3. De conclusie van de Advocaat-Generaal
De Advocaat-Generaal Jörg heeft geconcludeerd dat de Hoge Raad de aanvrage gegrond zal verklaren, voor zover nodig de opschorting of schorsing van de tenuitvoerlegging van de in de aanvrage vermelde uitspraak zal bevelen en de zaak zal
verwijzen naar het Gerechtshof te 's-Gravenhage opdat de zaak zal worden behandeld en afgedaan op de wijze als in art. 467, eerste lid, Sv is voorzien.
4. Beoordeling van de aanvrage
4.1. Bij brief van 3l maart 2010 heeft de Immigratie- en Naturalisatiedienst meegedeeld dat de intrekking van de op 7 september 1983 aan de aanvrager verleende verblijfsvergunning regulier voor onbepaalde tijd op 19 juli 2000 ten onrechte heeft plaatsgevonden, dat de aanvrager geacht wordt van 7 september 1983 tot aan heden immer in het bezit te zijn geweest van een dergelijke verblijfsvergunning en dat daarom de beschikking van (de Hoge Raad leest:) 29 november 2007, waarbij de aanvrager tot ongewenst vreemdeling is verklaard, wordt ingetrokken.
4.2. Gelet op de inhoud van voornoemde brief moet intrekking van de beschikking van 29 november 2007 in die zin worden verstaan dat die beschikking geacht moet worden nimmer te zijn gegeven.

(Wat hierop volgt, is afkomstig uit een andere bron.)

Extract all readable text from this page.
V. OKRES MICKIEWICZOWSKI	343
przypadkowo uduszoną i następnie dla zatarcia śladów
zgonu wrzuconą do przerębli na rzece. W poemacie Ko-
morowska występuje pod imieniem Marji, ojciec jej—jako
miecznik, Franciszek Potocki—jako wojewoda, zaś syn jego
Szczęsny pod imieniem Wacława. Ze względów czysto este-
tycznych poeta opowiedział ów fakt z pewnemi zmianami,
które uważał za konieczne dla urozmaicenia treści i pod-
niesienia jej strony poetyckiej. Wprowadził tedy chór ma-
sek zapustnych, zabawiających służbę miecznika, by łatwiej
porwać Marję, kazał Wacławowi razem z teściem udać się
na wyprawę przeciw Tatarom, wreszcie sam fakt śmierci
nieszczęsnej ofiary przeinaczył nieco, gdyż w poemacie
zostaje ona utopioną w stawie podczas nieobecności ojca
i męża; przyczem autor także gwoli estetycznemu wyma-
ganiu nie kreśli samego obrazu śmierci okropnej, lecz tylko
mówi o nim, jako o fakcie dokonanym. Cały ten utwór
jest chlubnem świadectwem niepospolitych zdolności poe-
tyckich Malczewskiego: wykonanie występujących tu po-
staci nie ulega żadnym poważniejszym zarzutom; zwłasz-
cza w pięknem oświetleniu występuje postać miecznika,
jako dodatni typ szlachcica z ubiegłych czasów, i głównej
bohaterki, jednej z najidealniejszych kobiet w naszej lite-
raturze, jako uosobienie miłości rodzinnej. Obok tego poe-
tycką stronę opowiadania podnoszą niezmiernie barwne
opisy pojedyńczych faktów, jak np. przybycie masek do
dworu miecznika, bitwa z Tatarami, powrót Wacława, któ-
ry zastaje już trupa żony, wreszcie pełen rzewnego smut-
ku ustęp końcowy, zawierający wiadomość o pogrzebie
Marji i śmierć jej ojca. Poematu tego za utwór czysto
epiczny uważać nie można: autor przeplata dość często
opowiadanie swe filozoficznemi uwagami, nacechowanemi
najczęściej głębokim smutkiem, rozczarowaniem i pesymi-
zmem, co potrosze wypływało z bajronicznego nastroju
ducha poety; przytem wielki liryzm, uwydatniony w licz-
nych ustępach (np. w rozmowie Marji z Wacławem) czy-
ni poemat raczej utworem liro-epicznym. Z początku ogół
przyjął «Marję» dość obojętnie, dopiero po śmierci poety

4.3. Een en ander levert het ernstig vermoeden op dat de Politierechter, ware deze met de evenvermelde feiten en omstandigheden bekend geweest, de aanvrager van het hem onder 2 tenlastegelegde zou hebben vrijgesproken.
5. Slotsom
Uit het vorenoverwogene volgt dat zich een omstandigheid voordoet als bedoeld in art. 457, eerste lid aanhef en onder 2°, Sv, zodat de aanvrage gegrond is en als volgt moet worden beslist.
6. Beslissing
verklaart de aanvrage tot herziening gegrond;
beveelt voor zover nodig de opschorting of schorsing van de tenuitvoerlegging van voormeld vonnis van de Politierechter in de Rechtbank te Rotterdam van 28 mei 2008;
verwijst de zaak naar het Gerechtshof te Amsterdam, opdat de zaak op de voet van het bepaalde in art. 467, eerste lid, Sv opnieuw zal worden berecht en afgedaan teneinde hetzij het gewijsde te handhaven, hetzij met vernietiging daarvan recht te doen en daarbij mede voor feit 1 op de voet van art. 476, tweede lid, Sv de straf te bepalen.
Dit arrest is gewezen door de vice-president F.H. Koster als voorzitter, en de raadsheren W.M.E. Thomassen en C.H.W.M. Sterk, in bijzijn van de waarnemend griffier S.C. Rusche, en uitgesproken op 13 september 2011.